Supuestas irregularidades. «Existe una operación urbanística con una propiedad del club. También contratos entre empresas del Lopera y del Betis. Cuando se establecen los 1.175 millones de capital social, se deben 300 de una compraventa del estadio del señor Retamero y a la que se dijo que no en una asamblea. Cuando se cubre el capital pasan a ser deuda. Debería haberse repartido entre los accionistas y no se hizo. Existen también irregularidades en el cambio de los estatutos».

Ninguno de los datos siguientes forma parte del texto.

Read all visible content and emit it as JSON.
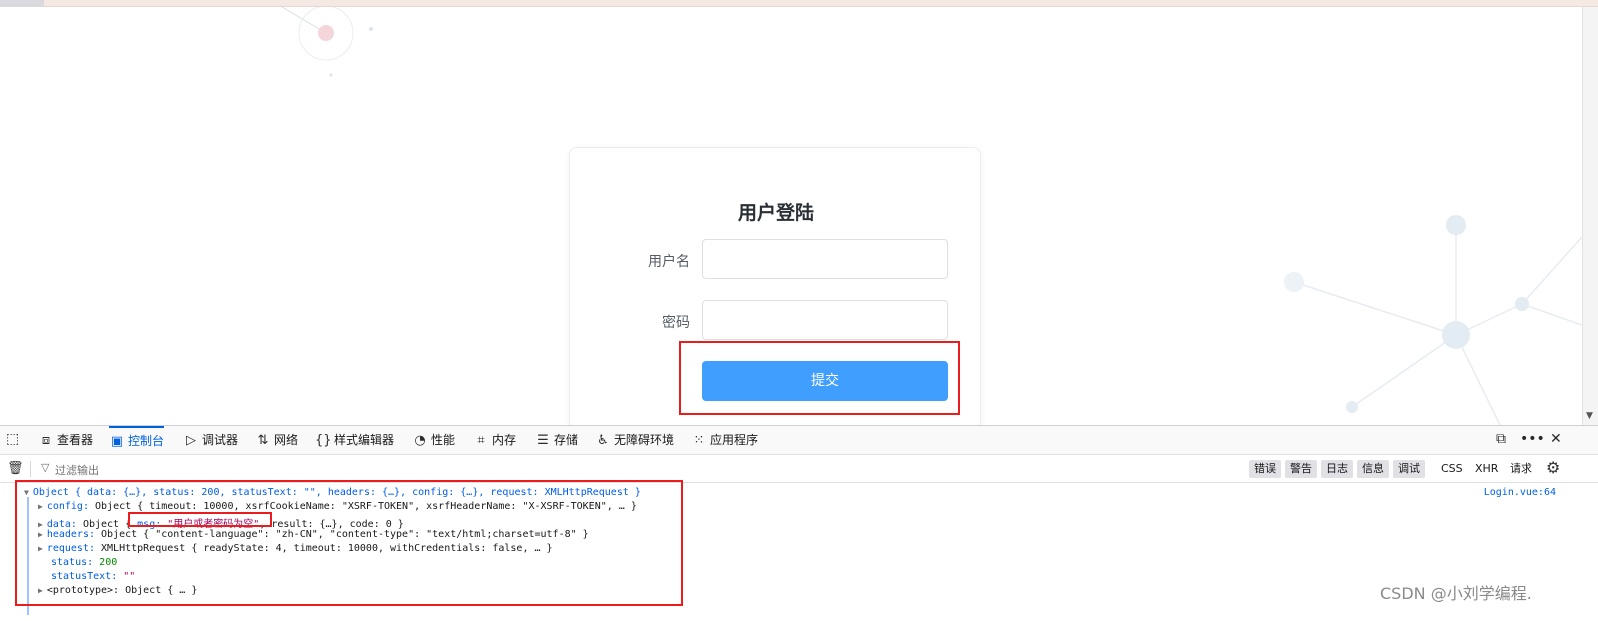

Su propuesta. «Que se vaya y venda sus acciones a un valor real. Luego se constituye una comisión mixta para decidir cómo se ponen a la venta. Estoy dispuesto a poner también las nuestras. Dentro de la venta no puede ir el estadio que es patrimonio del club. No puede ser una propiedad enajenable por el Consejo, debe ser sólo beneficio del Betis».
Llamamiento al alcalde. «Al alcalde le solicito que no deje llevar a cabo una operación urbanística con el estadio si el beneficio no es para el Betis. No puede ser todo para la mayoritaria».
Venta del estadio. «Dice que vendí el estadio a De Caldas, pero no lo hice. Es más, le quité el poder a Proinsur, en una asamblea en la que estaba a mi derecha, donde se acordó vender al Ayuntamiento si el Sevilla también vendía».
Mensaje a la afición. «Es quien más puede presionar para democratizar todo. Hay que poner las cosas encima de la mesa para cortar esta situación y que se estudie nuestra propuesta, con trasparencia, para distrubuir bien las acciones, porque a eso se comprometió con las peñas».
Los 400 millones. «Cuando no podíamos cubrir los 400 millones de pesetas de capital social, el entonces secretario de Estado para el Deporte, Gómez Navarro, y el director general de Deportes, Cortés Elvira, me llamaron. El Gobierno lo intentaría solucionar mediando con las cajas para que éstas compraran las acciones y las vendiesen en sus sucursales. Pasado un año, pagaríamos las que no se vendiesen con intereses. Yo se lo comento muy feliz por la operación a mi Consejo. Cuando se fue a firmar la minuta, Gómez Navarro me dice que mi vicepresidente -Lopera- lo había llamado para parar todo porque él ponía los 400 millones. Eso era a los dos o tres días del fin del plazo, por lo que no podíamos hacer nada. Nos fuimos porque no podíamos tener un compañero con esa moral. Su obsesión era hacer negocio. No puso más de 12 ó 13 millones de pesetas y tiene el 60 por ciento del accionariado».
La «habilidad» de Lopera. «A mí no se me ocurre hacer nada nunca que no sea ético. Lopera avaló en mi directiva 50 ó 60 millones de pesetas. Cuando empieza la suscripción, todo se transfiere en la sucursal del Hispano que está cerca de su casa. Dispuso de de esos 400 millones y con los de todos los accionistas compró todo. Los verdaderos propietarios del capital social son los 475 millones que pagaron los béticos y por saber eso he tenido siempre esa presión».
Una posible venta. «Dudo que se pueda vender fácilmente porque, en operaciones así, se audita todo. Y si se vende, se hace con reservas para hacer frente a las irregularidades que se tenga. Por ejemplo, hay dos hipotecas por 17 millones de euros de la división del estadio en parcelas. Nos preguntamos por qué se hace».
Sindicación de acciones. «Se están sindicando las acciones para conseguir el cinco por ciento para tener el poder político que dan ese número de acciones. Con él se puede solicitar una auditoria, una junta general extraordinaria y pedir responsabilidades al Consejo. No queremos llegar a esto, pero si no se democratiza el club, no hay más remedio».